Kazakhstan Protected Area system
The Kazakh steppe, is itself one of the largest dry steppe regions on the planet, covering approximately 804,500 square kilometres and extending more than 2,200 kilometres from north of the Caspian Sea east to the Altai Mountains. This steppe ecosystem is actually comprised of five different eco-zones, including:
Forest steppe
Meadow steppe
Dry steppe
Desertified steppe
Steppe semi-desert.
Prior to the 1950’s, the Kazakh steppe was intact grassland used extensively by nomadic Kazakh people for grazing their animals.
Through the 1950’s, when Kazakhstan was still part of the Soviet Union, approximately 40% of the steppe was ploughed for intensive agriculture.
Nowadays, Kazakhstan’s protected area system offers relatively high levels of protection to its mountains, deserts and higher elevation forest steppes.
The largest protected area in the steppe is the 2.6 million hectare Saryarka – the Steppe and Lakes of Northern Kazakhstan.
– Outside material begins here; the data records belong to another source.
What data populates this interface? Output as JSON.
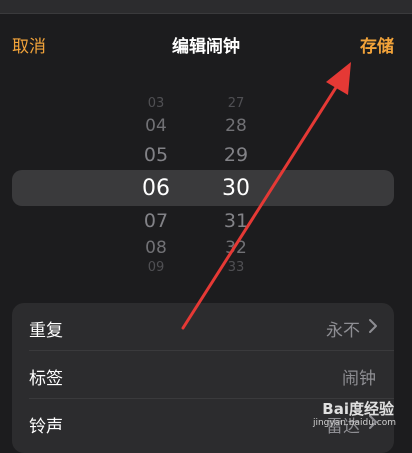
{
  "nav": {
    "cancel_label": "取消",
    "title": "编辑闹钟",
    "save_label": "存储"
  },
  "picker": {
    "hours": [
      "03",
      "04",
      "05",
      "06",
      "07",
      "08",
      "09"
    ],
    "minutes": [
      "27",
      "28",
      "29",
      "30",
      "31",
      "32",
      "33"
    ],
    "selected_hour": "06",
    "selected_minute": "30"
  },
  "settings": [
    {
      "label": "重复",
      "value": "永不",
      "has_chevron": true
    },
    {
      "label": "标签",
      "value": "闹钟",
      "has_chevron": false
    },
    {
      "label": "铃声",
      "value": "雷达",
      "has_chevron": true
    }
  ],
  "watermark": {
    "brand": "Bai度经验",
    "url": "jingyan.baidu.com"
  },
  "colors": {
    "accent": "#f2a33a",
    "background": "#1c1c1e",
    "annotation_arrow": "#e53935"
  }
}
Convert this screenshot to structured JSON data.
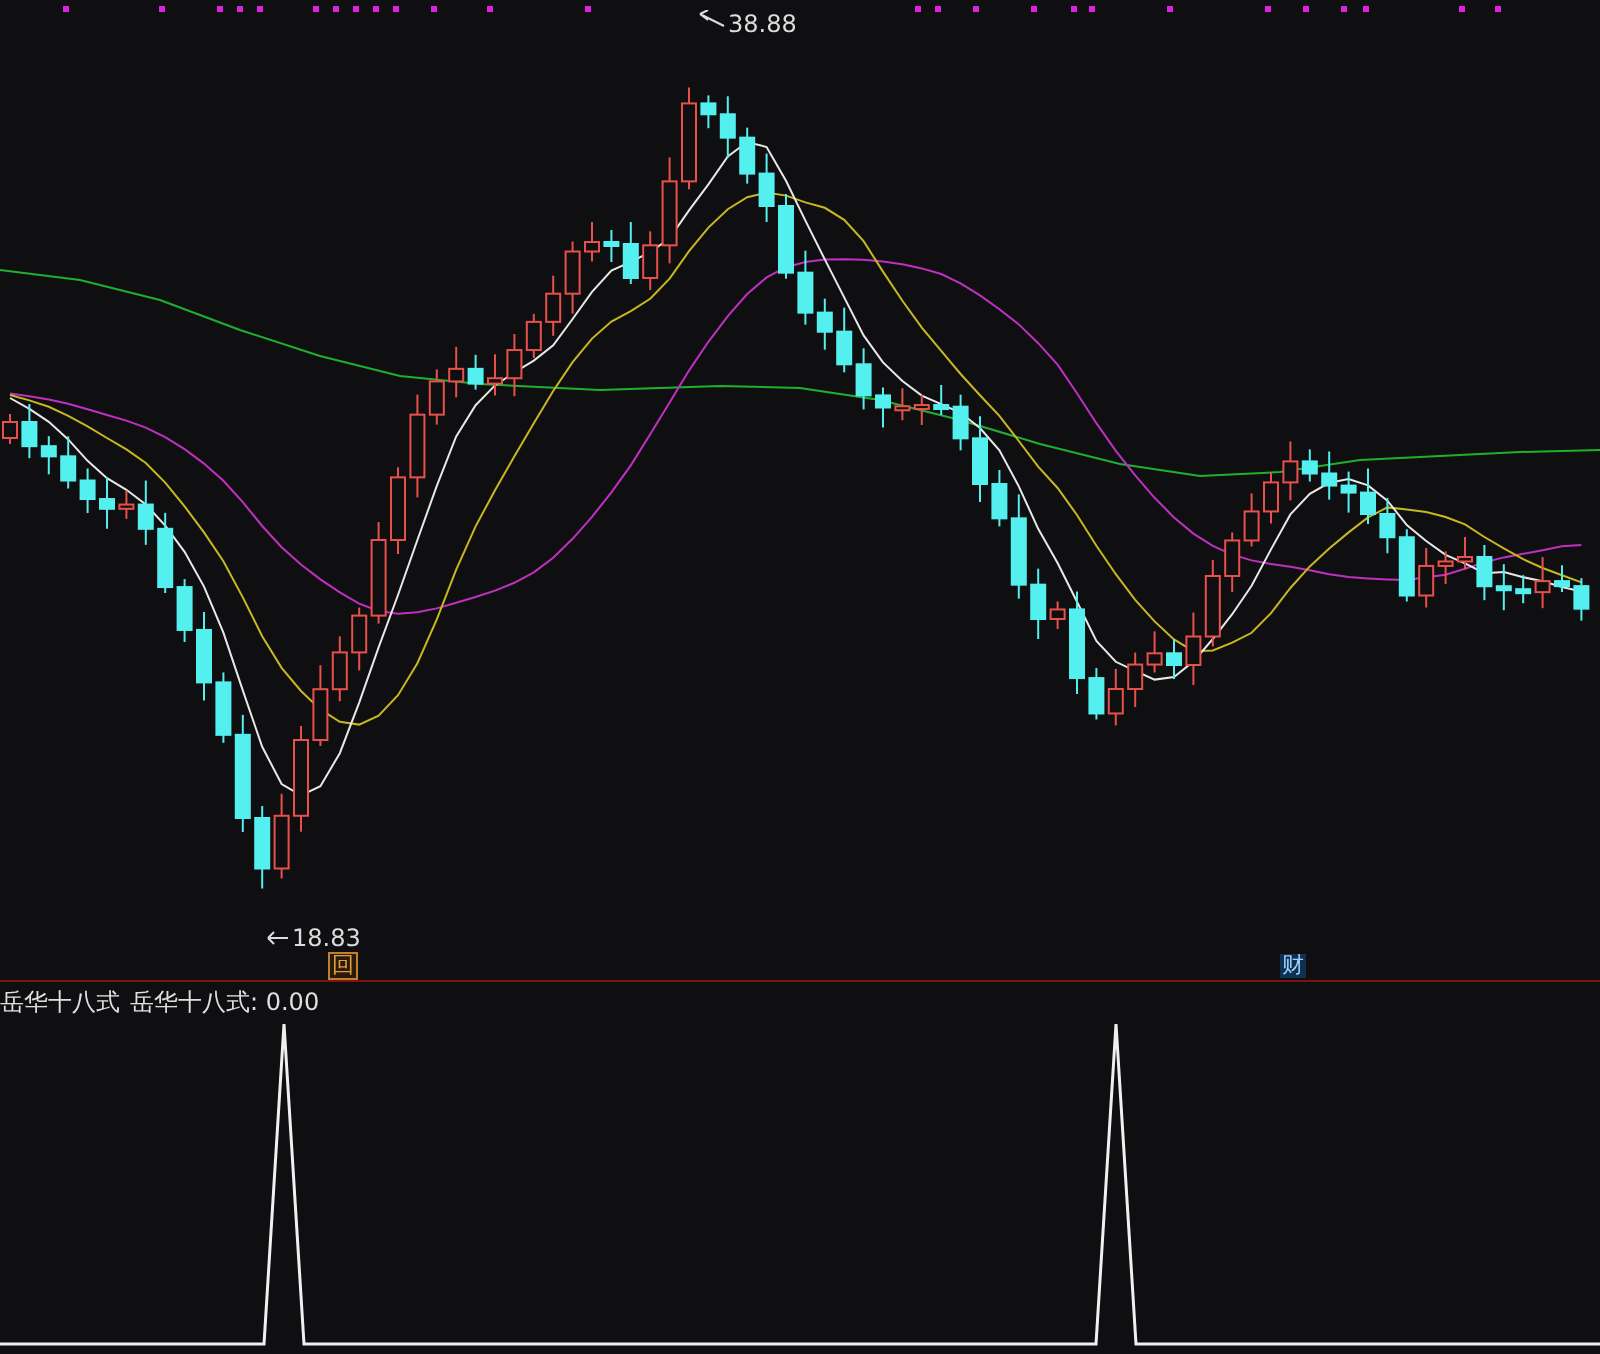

Saryarka’s steppe areas provide a valuable refuge for over half the species of the region’s steppe flora, a number of threatened bird species. The steppes of Kazakhstan constitute about 80% of the remaining habitat for the Saiga Antelope. The population of these iconic animals of the Eurasian steppe were decimated by hunting pressure, when their numbers were reduced by 97% during the decade of 1994–2003. Their conservation and protection is essential for the long-term survival of the Eurasian population of this species. Przewalski Horseare also near extinction in these grasslands.
Beyond Saryarka, however, only fragments of steppe are protected in two other national parks and 24 zakazniks (special purpose preserves). The vast areas of Kazakhstan’s steppe that have not been ploughed can make a significant contribution to the conservation and protection of the steppe and its wildlife and could form the nucleus of a restoration program and an expanded protected area system.
In 2000 the Kazakhstan government developed a strategy for the expansion of its protected area system. This strategy acknowledged that steppe ecosystems were significantly under-represented in the existing protected area system and identified as a priority action the establishment of new protected areas in the steppe totalling almost 3 million hectares by 2030.
First phase 2008–2010, Kazakhstan intends to create two new Protected Areas in the steppe
Altyn Dala State Nature Reservat
Buiratau State National Nature Park
as well as expanding two existing protected areas, for a total increase in steppe protection of 860,000 ha.
The second phase of protected areas expansion from 2011–2013 is expected to add more areas in the steppe ecosystem.